## 腾讯招聘技术类职位爬取

In [56]:
import requests
from lxml import etree
import csv
import time


def get_html(url):
    headers = {
        'User-Agent': 'Mozilla/5.0 (Macintosh; Intel Mac OS X 10_12_6) AppleWebKit/537.36 (KHTML, like Gecko) Chrome/64.0.3282.140 Safari/537.36'
    }
    res = requests.get(url, headers=headers)
    return res
    

def get_position_link(page_url):
    '''
    @params: page_url:页面链接
    @return：每个页面下的职位详情链接
    '''
    base_prefix = 'https://hr.tencent.com/'
    res = get_html(page_url)
    html = etree.HTML(res.text)
    position_links = html.xpath('//tr[@class="even" or @class="odd"]//a/@href')
    position_links = map(lambda x: base_prefix+x, position_links)
    return position_links
        
def get_position_detail(detail_url):
    position = {}
    res = get_html(detail_url)
    html = etree.HTML(res.text)
    sharetitle = html.xpath('//tr[@class="h"]/td/text()')[0]
    position['岗位名称'] = sharetitle
    location,job_type,numbers = html.xpath('//tr[contains(@class, "bottomline")]/td/text()')
    position['工作地点'] = location
    position['职位类型'] = job_type
    position['招聘人数'] = numbers
    
    job_responsibility,job_requirements = html.xpath('//ul[@class="squareli"]')
    responsibility = job_responsibility.xpath('./li/text()')
    requirements = job_requirements.xpath('./li/text()')
    
    position['工作职责'] = responsibility
    position['工作要求'] = requirements
#     print(position)
    return position
    
def write2csv(position_list):
    '''
    将职位信息保存入csv文件
    
    因为职位信息是以字典形式保存的，所以采用DictWriter方法
    '''
#     headers = ['sharetitle','location', 'job_type', 'numbers', 'responsibility', 'requirements']
    headers = ['岗位名称','工作地点', '职位类型', '招聘人数', '工作职责', '工作要求']

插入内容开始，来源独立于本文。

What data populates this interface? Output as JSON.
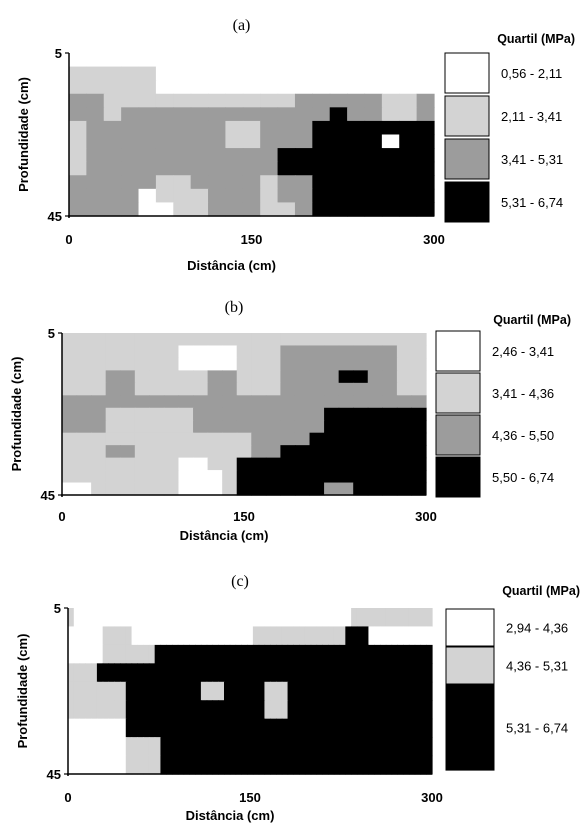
{
  "chart_data": [
    {
      "type": "heatmap",
      "title": "(a)",
      "xlabel": "Distância (cm)",
      "ylabel": "Profundidade (cm)",
      "xlim": [
        0,
        300
      ],
      "ylim": [
        5,
        45
      ],
      "x_ticks": [
        "0",
        "150",
        "300"
      ],
      "y_ticks": [
        "5",
        "45"
      ],
      "legend_title": "Quartil (MPa)",
      "classes": [
        {
          "label": "0,56 - 2,11",
          "color": "#ffffff"
        },
        {
          "label": "2,11 - 3,41",
          "color": "#d3d3d3"
        },
        {
          "label": "3,41 - 5,31",
          "color": "#9c9c9c"
        },
        {
          "label": "5,31 - 6,74",
          "color": "#000000"
        }
      ],
      "grid": [
        [
          0,
          0,
          0,
          0,
          0,
          0,
          0,
          0,
          0,
          0,
          0,
          0,
          0,
          0,
          0,
          0,
          0,
          0,
          0,
          0,
          0
        ],
        [
          1,
          1,
          1,
          1,
          1,
          0,
          0,
          0,
          0,
          0,
          0,
          0,
          0,
          0,
          0,
          0,
          0,
          0,
          0,
          0,
          0
        ],
        [
          1,
          1,
          1,
          1,
          1,
          0,
          0,
          0,
          0,
          0,
          0,
          0,
          0,
          0,
          0,
          0,
          0,
          0,
          0,
          0,
          0
        ],
        [
          2,
          2,
          1,
          1,
          1,
          1,
          1,
          1,
          1,
          1,
          1,
          1,
          1,
          2,
          2,
          2,
          2,
          2,
          1,
          1,
          2
        ],
        [
          2,
          2,
          1,
          2,
          2,
          2,
          2,
          2,
          2,
          2,
          2,
          2,
          2,
          2,
          2,
          3,
          2,
          2,
          1,
          1,
          2
        ],
        [
          1,
          2,
          2,
          2,
          2,
          2,
          2,
          2,
          2,
          1,
          1,
          2,
          2,
          2,
          3,
          3,
          3,
          3,
          3,
          3,
          3
        ],
        [
          1,
          2,
          2,
          2,
          2,
          2,
          2,
          2,
          2,
          1,
          1,
          2,
          2,
          2,
          3,
          3,
          3,
          3,
          0,
          3,
          3
        ],
        [
          1,
          2,
          2,
          2,
          2,
          2,
          2,
          2,
          2,
          2,
          2,
          2,
          3,
          3,
          3,
          3,
          3,
          3,
          3,
          3,
          3
        ],
        [
          1,
          2,
          2,
          2,
          2,
          2,
          2,
          2,
          2,
          2,
          2,
          2,
          3,
          3,
          3,
          3,
          3,
          3,
          3,
          3,
          3
        ],
        [
          2,
          2,
          2,
          2,
          2,
          1,
          1,
          2,
          2,
          2,
          2,
          1,
          2,
          2,
          3,
          3,
          3,
          3,
          3,
          3,
          3
        ],
        [
          2,
          2,
          2,
          2,
          0,
          1,
          1,
          1,
          2,
          2,
          2,
          1,
          2,
          2,
          3,
          3,
          3,
          3,
          3,
          3,
          3
        ],
        [
          2,
          2,
          2,
          2,
          0,
          0,
          1,
          1,
          2,
          2,
          2,
          1,
          1,
          2,
          3,
          3,
          3,
          3,
          3,
          3,
          3
        ]
      ]
    },
    {
      "type": "heatmap",
      "title": "(b)",
      "xlabel": "Distância (cm)",
      "ylabel": "Profundidade (cm)",
      "xlim": [
        0,
        300
      ],
      "ylim": [
        5,
        45
      ],
      "x_ticks": [
        "0",
        "150",
        "300"
      ],
      "y_ticks": [
        "5",
        "45"
      ],
      "legend_title": "Quartil (MPa)",
      "classes": [
        {
          "label": "2,46 - 3,41",
          "color": "#ffffff"
        },
        {
          "label": "3,41 - 4,36",
          "color": "#d3d3d3"
        },
        {
          "label": "4,36 - 5,50",
          "color": "#9c9c9c"
        },
        {
          "label": "5,50 - 6,74",
          "color": "#000000"
        }
      ],
      "grid": [
        [
          1,
          1,
          1,
          1,
          1,
          1,
          1,
          1,
          1,
          1,
          1,
          1,
          1,
          1,
          1,
          1,
          1,
          1,
          1,
          1,
          1,
          1,
          1,
          1,
          1
        ],
        [
          1,
          1,
          1,
          1,
          1,
          1,
          1,
          1,
          0,
          0,
          0,
          0,
          1,
          1,
          1,
          2,
          2,
          2,
          2,
          2,
          2,
          2,
          2,
          1,
          1
        ],
        [
          1,
          1,
          1,
          1,
          1,
          1,
          1,
          1,
          0,
          0,
          0,
          0,
          1,
          1,
          1,
          2,
          2,
          2,
          2,
          2,
          2,
          2,
          2,
          1,
          1
        ],
        [
          1,
          1,
          1,
          2,
          2,
          1,
          1,
          1,
          1,
          1,
          2,
          2,
          1,
          1,
          1,
          2,
          2,
          2,
          2,
          3,
          3,
          2,
          2,
          1,
          1
        ],
        [
          1,
          1,
          1,
          2,
          2,
          1,
          1,
          1,
          1,
          1,
          2,
          2,
          1,
          1,
          1,
          2,
          2,
          2,
          2,
          2,
          2,
          2,
          2,
          1,
          1
        ],
        [
          2,
          2,
          2,
          2,
          2,
          2,
          2,
          2,
          2,
          2,
          2,
          2,
          2,
          2,
          2,
          2,
          2,
          2,
          2,
          2,
          2,
          2,
          2,
          2,
          2
        ],
        [
          2,
          2,
          2,
          1,
          1,
          1,
          1,
          1,
          1,
          2,
          2,
          2,
          2,
          2,
          2,
          2,
          2,
          2,
          3,
          3,
          3,
          3,
          3,
          3,
          3
        ],
        [
          2,
          2,
          2,
          1,
          1,
          1,
          1,
          1,
          1,
          2,
          2,
          2,
          2,
          2,
          2,
          2,
          2,
          2,
          3,
          3,
          3,
          3,
          3,
          3,
          3
        ],
        [
          1,
          1,
          1,
          1,
          1,
          1,
          1,
          1,
          1,
          1,
          1,
          1,
          1,
          2,
          2,
          2,
          2,
          3,
          3,
          3,
          3,
          3,
          3,
          3,
          3
        ],
        [
          1,
          1,
          1,
          2,
          2,
          1,
          1,
          1,
          1,
          1,
          1,
          1,
          1,
          2,
          2,
          3,
          3,
          3,
          3,
          3,
          3,
          3,
          3,
          3,
          3
        ],
        [
          1,
          1,
          1,
          1,
          1,
          1,
          1,
          1,
          0,
          0,
          1,
          1,
          3,
          3,
          3,
          3,
          3,
          3,
          3,
          3,
          3,
          3,
          3,
          3,
          3
        ],
        [
          1,
          1,
          1,
          1,
          1,
          1,
          1,
          1,
          0,
          0,
          0,
          1,
          3,
          3,
          3,
          3,
          3,
          3,
          3,
          3,
          3,
          3,
          3,
          3,
          3
        ],
        [
          0,
          0,
          1,
          1,
          1,
          1,
          1,
          1,
          0,
          0,
          0,
          1,
          3,
          3,
          3,
          3,
          3,
          3,
          2,
          2,
          3,
          3,
          3,
          3,
          3
        ]
      ]
    },
    {
      "type": "heatmap",
      "title": "(c)",
      "xlabel": "Distância (cm)",
      "ylabel": "Profundidade (cm)",
      "xlim": [
        0,
        300
      ],
      "ylim": [
        5,
        45
      ],
      "x_ticks": [
        "0",
        "150",
        "300"
      ],
      "y_ticks": [
        "5",
        "45"
      ],
      "legend_title": "Quartil (MPa)",
      "classes": [
        {
          "label": "2,94 - 4,36",
          "color": "#ffffff"
        },
        {
          "label": "4,36 - 5,31",
          "color": "#d3d3d3"
        },
        {
          "label": "5,31 - 6,74",
          "color": "#000000"
        }
      ],
      "grid": [
        [
          1,
          0,
          0,
          0,
          0,
          0,
          0,
          0,
          0,
          0,
          0,
          0,
          0,
          0,
          0,
          0,
          0,
          0,
          0,
          0,
          0,
          0,
          0,
          0,
          0,
          0,
          0,
          0,
          0,
          0,
          0,
          0,
          0,
          0,
          0,
          0,
          0,
          0,
          0,
          0,
          0,
          0,
          0,
          0,
          0,
          0,
          0,
          0,
          0,
          1,
          1,
          1,
          1,
          1,
          1,
          1,
          1,
          1,
          1,
          1,
          1,
          1,
          1
        ],
        [
          0,
          0,
          0,
          0,
          0,
          0,
          1,
          1,
          1,
          1,
          1,
          0,
          0,
          0,
          0,
          0,
          0,
          0,
          0,
          0,
          0,
          0,
          0,
          0,
          0,
          0,
          0,
          0,
          0,
          0,
          0,
          0,
          1,
          1,
          1,
          1,
          1,
          1,
          1,
          1,
          1,
          1,
          1,
          1,
          1,
          1,
          1,
          1,
          2,
          2,
          2,
          2,
          0,
          0,
          0,
          0,
          0,
          0,
          0,
          0,
          0,
          0,
          0
        ],
        [
          0,
          0,
          0,
          0,
          0,
          0,
          1,
          1,
          1,
          1,
          1,
          1,
          1,
          1,
          1,
          2,
          2,
          2,
          2,
          2,
          2,
          2,
          2,
          2,
          2,
          2,
          2,
          2,
          2,
          2,
          2,
          2,
          2,
          2,
          2,
          2,
          2,
          2,
          2,
          2,
          2,
          2,
          2,
          2,
          2,
          2,
          2,
          2,
          2,
          2,
          2,
          2,
          2,
          2,
          2,
          2,
          2,
          2,
          2,
          2,
          2,
          2,
          2
        ],
        [
          1,
          1,
          1,
          1,
          1,
          2,
          2,
          2,
          2,
          2,
          2,
          2,
          2,
          2,
          2,
          2,
          2,
          2,
          2,
          2,
          2,
          2,
          2,
          2,
          2,
          2,
          2,
          2,
          2,
          2,
          2,
          2,
          2,
          2,
          2,
          2,
          2,
          2,
          2,
          2,
          2,
          2,
          2,
          2,
          2,
          2,
          2,
          2,
          2,
          2,
          2,
          2,
          2,
          2,
          2,
          2,
          2,
          2,
          2,
          2,
          2,
          2,
          2
        ],
        [
          1,
          1,
          1,
          1,
          1,
          1,
          1,
          1,
          1,
          1,
          2,
          2,
          2,
          2,
          2,
          2,
          2,
          2,
          2,
          2,
          2,
          2,
          2,
          1,
          1,
          1,
          1,
          2,
          2,
          2,
          2,
          2,
          2,
          2,
          1,
          1,
          1,
          1,
          2,
          2,
          2,
          2,
          2,
          2,
          2,
          2,
          2,
          2,
          2,
          2,
          2,
          2,
          2,
          2,
          2,
          2,
          2,
          2,
          2,
          2,
          2,
          2,
          2
        ],
        [
          1,
          1,
          1,
          1,
          1,
          1,
          1,
          1,
          1,
          1,
          2,
          2,
          2,
          2,
          2,
          2,
          2,
          2,
          2,
          2,
          2,
          2,
          2,
          2,
          2,
          2,
          2,
          2,
          2,
          2,
          2,
          2,
          2,
          2,
          1,
          1,
          1,
          1,
          2,
          2,
          2,
          2,
          2,
          2,
          2,
          2,
          2,
          2,
          2,
          2,
          2,
          2,
          2,
          2,
          2,
          2,
          2,
          2,
          2,
          2,
          2,
          2,
          2
        ],
        [
          0,
          0,
          0,
          0,
          0,
          0,
          0,
          0,
          0,
          0,
          2,
          2,
          2,
          2,
          2,
          2,
          2,
          2,
          2,
          2,
          2,
          2,
          2,
          2,
          2,
          2,
          2,
          2,
          2,
          2,
          2,
          2,
          2,
          2,
          2,
          2,
          2,
          2,
          2,
          2,
          2,
          2,
          2,
          2,
          2,
          2,
          2,
          2,
          2,
          2,
          2,
          2,
          2,
          2,
          2,
          2,
          2,
          2,
          2,
          2,
          2,
          2,
          2
        ],
        [
          0,
          0,
          0,
          0,
          0,
          0,
          0,
          0,
          0,
          0,
          1,
          1,
          1,
          1,
          1,
          1,
          2,
          2,
          2,
          2,
          2,
          2,
          2,
          2,
          2,
          2,
          2,
          2,
          2,
          2,
          2,
          2,
          2,
          2,
          2,
          2,
          2,
          2,
          2,
          2,
          2,
          2,
          2,
          2,
          2,
          2,
          2,
          2,
          2,
          2,
          2,
          2,
          2,
          2,
          2,
          2,
          2,
          2,
          2,
          2,
          2,
          2,
          2
        ],
        [
          0,
          0,
          0,
          0,
          0,
          0,
          0,
          0,
          0,
          0,
          1,
          1,
          1,
          1,
          1,
          1,
          2,
          2,
          2,
          2,
          2,
          2,
          2,
          2,
          2,
          2,
          2,
          2,
          2,
          2,
          2,
          2,
          2,
          2,
          2,
          2,
          2,
          2,
          2,
          2,
          2,
          2,
          2,
          2,
          2,
          2,
          2,
          2,
          2,
          2,
          2,
          2,
          2,
          2,
          2,
          2,
          2,
          2,
          2,
          2,
          2,
          2,
          2
        ]
      ]
    }
  ]
}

    with open('tencent_position.csv', 'w', encoding='utf-8') as tencent:
        writer = csv.DictWriter(tencent, headers)
        writer.writeheader()
        writer.writerows(position_list)
    
    
        
if __name__ == '__main__':
    base_url = 'https://hr.tencent.com/position.php?lid=&tid=87&keywords=python&start=%d#a'
    position_links_list = []
    position_list = []
    for x in range(5):
        url = base_url % (x*10)
        print('爬取第%d页：%s' %(x+1, url))
        position_links = get_position_link(url)
        position_links_list.extend(position_links)
        time.sleep(1)
#         break
        
    for index, position_link in enumerate(position_links_list):
#         print(position_link)
        print('解析第%d个职位: %s' % (index+1, position_link))
        position_list.append(get_position_detail(position_link))
        time.sleep(0.5)
#         break
        
    write2csv(position_list)
    

爬取第1页：https://hr.tencent.com/position.php?lid=&tid=87&keywords=python&start=0#a
爬取第2页：https://hr.tencent.com/position.php?lid=&tid=87&keywords=python&start=10#a
爬取第3页：https://hr.tencent.com/position.php?lid=&tid=87&keywords=python&start=20#a
爬取第4页：https://hr.tencent.com/position.php?lid=&tid=87&keywords=python&start=30#a
爬取第5页：https://hr.tencent.com/position.php?lid=&tid=87&keywords=python&start=40#a
解析第1个职位: https://hr.tencent.com/position_detail.php?id=33901&keywords=python&tid=87&lid=0
解析第2个职位: https://hr.tencent.com/position_detail.php?id=36868&keywords=python&tid=87&lid=0
解析第3个职位: https://hr.tencent.com/position_detail.php?id=28571&keywords=python&tid=87&lid=0
解析第4个职位: https://hr.tencent.com/position_detail.php?id=35186&keywords=python&tid=87&lid=0
解析第5个职位: https://hr.tencent.com/position_detail.php?id=32215&keywords=python&tid=87&lid=0
解析第6个职位: https://hr.tencent.com/position_detail.php?id=35183&keywords=python&tid=87&lid=0
解析第7个职位: https://hr.tencent.com/position_detail.php?id=3